The voter swing away from the Liberal Party in some inner Sydney and Melbourne suburbs home to many Chinese-Australian residents was up to three times larger than the statewide average. New data shows this swing might’ve been crucial to Lib losses in the key seats of Bennelong, Reid, Parramatta and Chisholm.

Labor won the formally safe blue seat of Bennelong which saw a massive 13 per cent swing away from the Liberals in the suburb of Eastwood where 38 per cent of residents have Chinese ancestry.

The Libs also recorded big losses among Chinese-Australian voters in seats it retained but only narrowly.

Liberal member Alan Tudge copped an 11 per cent primary vote swing in his Melbourne seat of Aston and said the party’s rhetoric on China was probably the reason.

“Members of the Chinese community interpreted some of our language as being too strong and we had a backlash from that,” he said.

The Coalition doubled down on its anti-China rhetoric earlier this year ahead of calling the federal election and kept it up during the campaign.

Scott Morrison was pushing a Communism scare campaign, suggesting China’s Community Party wanted Labor in power, saying Labor “takes China’s side” and calling (and then withdrawing) Labor MP Richard Marles a “Manchurian candidate”, implying he’s a political puppet controlled by China.

Australia’s relationship with China is pretty dicey rn, which has been said to have major ripple effects for Chinese-Australian voters.

Director of the Centre for Asian-Australian Leadership at the Australian National University Jieh-Yung Lo told the Sydney Morning Herald the Chinese-Australian community had been left feeling like collateral damage.
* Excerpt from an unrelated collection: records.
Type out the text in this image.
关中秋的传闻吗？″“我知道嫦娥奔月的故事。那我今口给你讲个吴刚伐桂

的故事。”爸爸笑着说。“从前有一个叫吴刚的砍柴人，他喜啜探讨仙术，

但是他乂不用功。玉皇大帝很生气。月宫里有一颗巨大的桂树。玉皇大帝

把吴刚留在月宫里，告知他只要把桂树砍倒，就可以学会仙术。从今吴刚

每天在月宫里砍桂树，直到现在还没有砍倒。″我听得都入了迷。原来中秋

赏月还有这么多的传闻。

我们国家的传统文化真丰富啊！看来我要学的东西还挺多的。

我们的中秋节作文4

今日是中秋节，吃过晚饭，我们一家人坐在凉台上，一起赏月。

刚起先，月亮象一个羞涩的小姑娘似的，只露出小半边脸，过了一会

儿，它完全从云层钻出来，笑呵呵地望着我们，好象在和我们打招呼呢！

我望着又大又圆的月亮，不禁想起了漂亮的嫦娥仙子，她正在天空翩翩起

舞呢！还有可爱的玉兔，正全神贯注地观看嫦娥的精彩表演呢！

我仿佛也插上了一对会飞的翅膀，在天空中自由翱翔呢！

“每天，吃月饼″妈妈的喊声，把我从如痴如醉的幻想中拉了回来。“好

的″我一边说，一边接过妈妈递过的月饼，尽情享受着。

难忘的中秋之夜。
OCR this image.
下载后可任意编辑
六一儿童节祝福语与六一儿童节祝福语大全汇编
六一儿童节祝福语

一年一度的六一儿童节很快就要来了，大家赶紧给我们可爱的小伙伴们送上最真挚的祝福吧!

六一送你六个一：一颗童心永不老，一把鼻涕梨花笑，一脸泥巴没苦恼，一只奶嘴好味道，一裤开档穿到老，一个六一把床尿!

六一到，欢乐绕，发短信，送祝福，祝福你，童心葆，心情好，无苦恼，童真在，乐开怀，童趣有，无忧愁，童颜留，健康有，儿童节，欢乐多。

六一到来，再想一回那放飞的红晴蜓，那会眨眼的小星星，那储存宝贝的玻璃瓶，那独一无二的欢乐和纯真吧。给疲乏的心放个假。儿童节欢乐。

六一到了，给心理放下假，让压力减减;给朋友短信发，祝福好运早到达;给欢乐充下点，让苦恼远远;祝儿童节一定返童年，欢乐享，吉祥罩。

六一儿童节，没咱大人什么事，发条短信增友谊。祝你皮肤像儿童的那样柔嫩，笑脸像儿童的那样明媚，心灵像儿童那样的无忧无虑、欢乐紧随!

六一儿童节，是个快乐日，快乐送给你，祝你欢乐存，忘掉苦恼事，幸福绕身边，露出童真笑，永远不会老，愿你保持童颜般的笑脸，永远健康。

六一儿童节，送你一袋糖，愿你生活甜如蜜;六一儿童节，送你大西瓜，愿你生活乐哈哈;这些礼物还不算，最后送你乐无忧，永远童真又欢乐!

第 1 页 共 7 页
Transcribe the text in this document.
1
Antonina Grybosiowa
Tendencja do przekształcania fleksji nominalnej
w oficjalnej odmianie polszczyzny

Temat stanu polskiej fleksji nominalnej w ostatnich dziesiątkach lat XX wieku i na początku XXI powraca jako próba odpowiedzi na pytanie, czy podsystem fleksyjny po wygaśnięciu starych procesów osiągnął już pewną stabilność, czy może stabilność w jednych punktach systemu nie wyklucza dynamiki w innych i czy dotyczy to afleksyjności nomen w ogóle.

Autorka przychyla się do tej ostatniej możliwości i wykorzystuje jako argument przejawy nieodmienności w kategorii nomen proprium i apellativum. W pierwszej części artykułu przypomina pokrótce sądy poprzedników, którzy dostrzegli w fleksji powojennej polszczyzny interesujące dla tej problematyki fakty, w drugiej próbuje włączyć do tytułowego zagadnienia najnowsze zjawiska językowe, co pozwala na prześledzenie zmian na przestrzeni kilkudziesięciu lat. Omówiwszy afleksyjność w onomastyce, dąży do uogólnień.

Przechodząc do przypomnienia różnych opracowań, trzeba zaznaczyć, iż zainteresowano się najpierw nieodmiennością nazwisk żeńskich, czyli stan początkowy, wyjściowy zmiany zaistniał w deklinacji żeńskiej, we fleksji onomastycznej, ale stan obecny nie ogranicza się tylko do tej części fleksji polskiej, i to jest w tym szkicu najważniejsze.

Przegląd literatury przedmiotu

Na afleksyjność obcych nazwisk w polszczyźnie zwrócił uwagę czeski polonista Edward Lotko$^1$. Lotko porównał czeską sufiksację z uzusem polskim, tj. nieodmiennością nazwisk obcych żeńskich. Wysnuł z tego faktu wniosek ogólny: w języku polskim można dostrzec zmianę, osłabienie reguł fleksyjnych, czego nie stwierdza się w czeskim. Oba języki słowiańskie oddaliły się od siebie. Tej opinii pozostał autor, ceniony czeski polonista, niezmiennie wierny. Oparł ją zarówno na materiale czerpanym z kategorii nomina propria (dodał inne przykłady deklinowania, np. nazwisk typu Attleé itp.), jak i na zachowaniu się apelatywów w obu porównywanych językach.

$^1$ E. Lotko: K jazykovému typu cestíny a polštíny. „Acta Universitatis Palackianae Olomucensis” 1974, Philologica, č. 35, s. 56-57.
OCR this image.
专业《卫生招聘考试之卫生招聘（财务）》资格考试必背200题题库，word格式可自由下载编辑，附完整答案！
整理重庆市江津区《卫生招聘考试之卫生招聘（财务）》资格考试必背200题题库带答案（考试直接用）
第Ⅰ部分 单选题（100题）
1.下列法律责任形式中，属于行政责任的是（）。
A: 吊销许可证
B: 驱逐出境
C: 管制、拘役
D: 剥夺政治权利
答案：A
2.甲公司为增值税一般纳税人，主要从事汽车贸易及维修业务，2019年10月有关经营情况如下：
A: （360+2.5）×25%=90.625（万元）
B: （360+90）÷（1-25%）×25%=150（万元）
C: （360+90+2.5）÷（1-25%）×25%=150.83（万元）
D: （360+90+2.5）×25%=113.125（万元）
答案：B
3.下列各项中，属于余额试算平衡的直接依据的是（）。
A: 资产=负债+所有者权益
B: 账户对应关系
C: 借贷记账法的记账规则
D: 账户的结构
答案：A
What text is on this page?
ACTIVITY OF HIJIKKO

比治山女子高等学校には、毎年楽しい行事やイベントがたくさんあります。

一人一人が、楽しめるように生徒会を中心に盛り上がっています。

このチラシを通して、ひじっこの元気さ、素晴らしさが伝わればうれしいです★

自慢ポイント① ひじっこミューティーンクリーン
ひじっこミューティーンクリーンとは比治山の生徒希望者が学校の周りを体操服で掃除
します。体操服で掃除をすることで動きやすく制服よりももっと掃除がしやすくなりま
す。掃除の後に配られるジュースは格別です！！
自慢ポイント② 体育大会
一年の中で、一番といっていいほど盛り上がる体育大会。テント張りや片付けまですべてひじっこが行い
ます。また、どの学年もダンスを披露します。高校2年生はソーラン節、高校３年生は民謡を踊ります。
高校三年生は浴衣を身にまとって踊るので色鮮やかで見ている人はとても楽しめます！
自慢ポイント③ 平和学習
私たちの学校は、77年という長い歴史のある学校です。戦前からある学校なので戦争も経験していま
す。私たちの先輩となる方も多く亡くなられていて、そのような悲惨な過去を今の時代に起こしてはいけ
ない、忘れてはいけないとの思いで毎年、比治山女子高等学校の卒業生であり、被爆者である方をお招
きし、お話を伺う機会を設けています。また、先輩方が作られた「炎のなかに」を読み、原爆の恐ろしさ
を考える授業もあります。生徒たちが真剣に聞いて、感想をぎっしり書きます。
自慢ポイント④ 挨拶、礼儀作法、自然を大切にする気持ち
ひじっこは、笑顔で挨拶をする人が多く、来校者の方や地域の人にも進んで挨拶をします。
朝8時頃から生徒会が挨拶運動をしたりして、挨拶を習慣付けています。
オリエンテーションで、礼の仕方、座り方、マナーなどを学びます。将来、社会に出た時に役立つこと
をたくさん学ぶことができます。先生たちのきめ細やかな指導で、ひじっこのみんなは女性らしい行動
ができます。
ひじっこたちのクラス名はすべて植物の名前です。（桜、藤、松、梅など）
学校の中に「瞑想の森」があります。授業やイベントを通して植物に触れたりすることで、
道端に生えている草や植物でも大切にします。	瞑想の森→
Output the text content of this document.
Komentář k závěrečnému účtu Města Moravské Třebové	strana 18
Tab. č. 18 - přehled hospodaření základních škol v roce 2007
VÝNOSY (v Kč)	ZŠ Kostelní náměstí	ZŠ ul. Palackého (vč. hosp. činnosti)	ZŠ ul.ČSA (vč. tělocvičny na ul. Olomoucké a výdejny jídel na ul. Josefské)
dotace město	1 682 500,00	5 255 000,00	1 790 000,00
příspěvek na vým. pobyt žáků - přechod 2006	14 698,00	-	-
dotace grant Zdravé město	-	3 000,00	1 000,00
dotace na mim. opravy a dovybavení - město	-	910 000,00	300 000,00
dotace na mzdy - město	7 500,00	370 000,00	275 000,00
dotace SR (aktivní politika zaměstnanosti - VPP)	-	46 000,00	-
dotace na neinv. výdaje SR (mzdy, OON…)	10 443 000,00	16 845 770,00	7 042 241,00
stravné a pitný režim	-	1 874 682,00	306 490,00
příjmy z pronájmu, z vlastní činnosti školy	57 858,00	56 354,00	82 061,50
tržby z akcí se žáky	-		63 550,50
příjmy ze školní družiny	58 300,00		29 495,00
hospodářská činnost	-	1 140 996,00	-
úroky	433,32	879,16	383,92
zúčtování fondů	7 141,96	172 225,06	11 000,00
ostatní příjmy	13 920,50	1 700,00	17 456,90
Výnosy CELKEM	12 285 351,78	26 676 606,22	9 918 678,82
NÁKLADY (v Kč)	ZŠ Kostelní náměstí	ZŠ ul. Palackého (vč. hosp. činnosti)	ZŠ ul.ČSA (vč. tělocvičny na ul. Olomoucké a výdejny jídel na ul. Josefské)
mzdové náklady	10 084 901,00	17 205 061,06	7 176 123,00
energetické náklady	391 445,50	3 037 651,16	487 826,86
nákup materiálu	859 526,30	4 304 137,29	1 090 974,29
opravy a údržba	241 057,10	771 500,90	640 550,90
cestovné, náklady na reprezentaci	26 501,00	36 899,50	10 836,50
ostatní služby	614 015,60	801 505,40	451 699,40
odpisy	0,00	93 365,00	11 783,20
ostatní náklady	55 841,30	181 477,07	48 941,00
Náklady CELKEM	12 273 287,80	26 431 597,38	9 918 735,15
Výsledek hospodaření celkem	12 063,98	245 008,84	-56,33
“When the bilateral relationship is in trouble, we are the first to feel it,” he said.

Lo said many were also not fans of the extremely not-cool militaristic language former defence minister Peter Dutton had used.

In Melbourne’s seat of Menzies, which comprises of the suburb of Box Hill where 35 per cent of residents are Chinese, the Libs held on but only just.

Incoming Menzies MP Keith Wolahan said Chinese-Australian voters in his electorate told him the Coalition’s anti-China stance and language was a turn-off.

“They did tell us that they felt the language at times from the government was insensitive.”

Mmhmm.

Can’t believe this needs to be spelled out to the Libs but yeah turns out when you hang shit on a country for months people from there get fed up.